U of A students' satellite to monitor space weather
The Albertasat will be launched with the International Space Station next month
A little satellite built by a group of University of Alberta students will supply information that could one day prevent damage from solar flares.
The AlbertaSat cube satellite, which is about the size of a breadbox, will measure the effects of space weather. It's scheduled to be launched on a supply rocket to the International Space Station later this month.
Charles Nokes, a masters student in space physics who has been working on the satellite since he was an undergraduate in 2013, says the satellite will examine the energy from the sun and its interaction with the earth's ionosphere.
Solar flares produce the Northern Lights, but can also cause costly and disruptive damage to electrical and electronic equipment.
Nokes says the satellite will be among dozens of other little satellites from other teams that are part of the QB50 project. They will be launched on the same rocket and will also measure space weather.

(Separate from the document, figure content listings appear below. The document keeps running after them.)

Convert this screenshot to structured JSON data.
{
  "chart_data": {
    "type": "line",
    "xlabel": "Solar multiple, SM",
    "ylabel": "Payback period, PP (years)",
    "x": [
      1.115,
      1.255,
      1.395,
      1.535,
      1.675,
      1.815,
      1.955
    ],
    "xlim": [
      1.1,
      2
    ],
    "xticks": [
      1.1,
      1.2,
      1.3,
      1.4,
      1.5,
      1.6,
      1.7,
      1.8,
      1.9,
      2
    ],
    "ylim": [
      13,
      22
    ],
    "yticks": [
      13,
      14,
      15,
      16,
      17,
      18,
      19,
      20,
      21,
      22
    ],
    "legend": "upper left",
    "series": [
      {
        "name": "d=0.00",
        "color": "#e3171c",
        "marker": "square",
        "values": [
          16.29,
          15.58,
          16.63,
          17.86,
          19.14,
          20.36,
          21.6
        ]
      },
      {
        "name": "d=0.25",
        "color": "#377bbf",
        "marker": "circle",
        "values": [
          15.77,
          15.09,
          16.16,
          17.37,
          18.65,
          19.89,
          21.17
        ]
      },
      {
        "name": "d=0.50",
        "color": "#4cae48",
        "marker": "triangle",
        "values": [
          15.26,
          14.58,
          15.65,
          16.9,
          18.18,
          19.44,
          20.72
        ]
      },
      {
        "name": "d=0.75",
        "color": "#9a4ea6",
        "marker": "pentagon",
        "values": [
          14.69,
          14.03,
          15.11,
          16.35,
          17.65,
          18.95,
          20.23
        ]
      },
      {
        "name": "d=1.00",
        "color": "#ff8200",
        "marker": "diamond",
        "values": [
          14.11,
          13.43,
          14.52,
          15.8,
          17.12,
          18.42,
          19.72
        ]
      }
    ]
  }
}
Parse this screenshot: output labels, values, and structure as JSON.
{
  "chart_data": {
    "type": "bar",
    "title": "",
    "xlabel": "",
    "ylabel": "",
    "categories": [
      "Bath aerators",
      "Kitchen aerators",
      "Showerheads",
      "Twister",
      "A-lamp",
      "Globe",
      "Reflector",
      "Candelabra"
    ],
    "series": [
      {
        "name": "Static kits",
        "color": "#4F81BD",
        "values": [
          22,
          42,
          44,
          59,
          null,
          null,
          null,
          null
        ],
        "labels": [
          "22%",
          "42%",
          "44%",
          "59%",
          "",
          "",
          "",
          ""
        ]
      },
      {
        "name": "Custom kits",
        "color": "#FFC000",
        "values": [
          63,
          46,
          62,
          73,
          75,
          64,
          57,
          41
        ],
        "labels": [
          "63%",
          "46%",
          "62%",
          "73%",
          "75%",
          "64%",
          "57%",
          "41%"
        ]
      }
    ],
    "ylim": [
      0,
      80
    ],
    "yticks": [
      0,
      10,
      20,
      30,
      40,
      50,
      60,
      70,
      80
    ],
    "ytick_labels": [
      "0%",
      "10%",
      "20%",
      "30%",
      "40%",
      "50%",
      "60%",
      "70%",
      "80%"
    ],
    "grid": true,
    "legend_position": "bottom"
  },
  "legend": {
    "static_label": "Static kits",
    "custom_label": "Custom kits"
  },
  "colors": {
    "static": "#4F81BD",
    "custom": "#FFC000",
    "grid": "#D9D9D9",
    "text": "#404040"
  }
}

He says cube satellites are based on a universal 10-centimetre-square box standard that was developed at the end of the 1990s at California Polytechnic.
"Anybody in the world can follow the documentation that lists the standard and then pretty much every launch company in the world has some way of accommodating this kind of spacecraft," Nokes explained.
"You can stack them, too," he added. "Universities especially have caught on to this."
Solar flares understudied
Nokes said there's still a lot that scientists don't understand about the effects of solar flares.
One of the most powerful geomagnetic storms happened in 1859 and is known as the Carrington Incident. According to an article on NASA's website, telegraph operators received electrical shocks and their telegraph paper caught fire.
A solar flare on March 13, 1989, provoked geomagnetic storms that disrupted Hydro Quebec's electric power transmission, knocking out power for approximately six million customers.
"That amount of energy can sometimes be so powerful that it penetrates all the way down to the ground, and because of all the infrastructure that we have that's reliant on electricity, that can have a very real impact," Nokes said.
Fifteen countries from five continents are involved in the QB50 project. The satellites will study space weather from nine to 15 months.
From the ground up
At the University of Alberta, the project has been going for seven years and involved approximately 50 students and faculty.
Nokes said the designers weren't experts in the beginning, but have become ones as they've worked.
"When I started, I knew hardly anything. I knew the International Space Station was a thing but I didn't know anything about orbital mechanics. I didn't know anything about spacecraft design. So everybody who joins basically starts from the ground up," he said.
The launch at Kennedy Space Centre in Florida was supposed to happen March 19, but a delay with the rocket has pushed the date back to March 21.
About a dozen of the Alberta group are planning to see the launch in person, while the rest will watch it live on NASA TV.
"Definitely, there's a lot of suspense," Nokes said.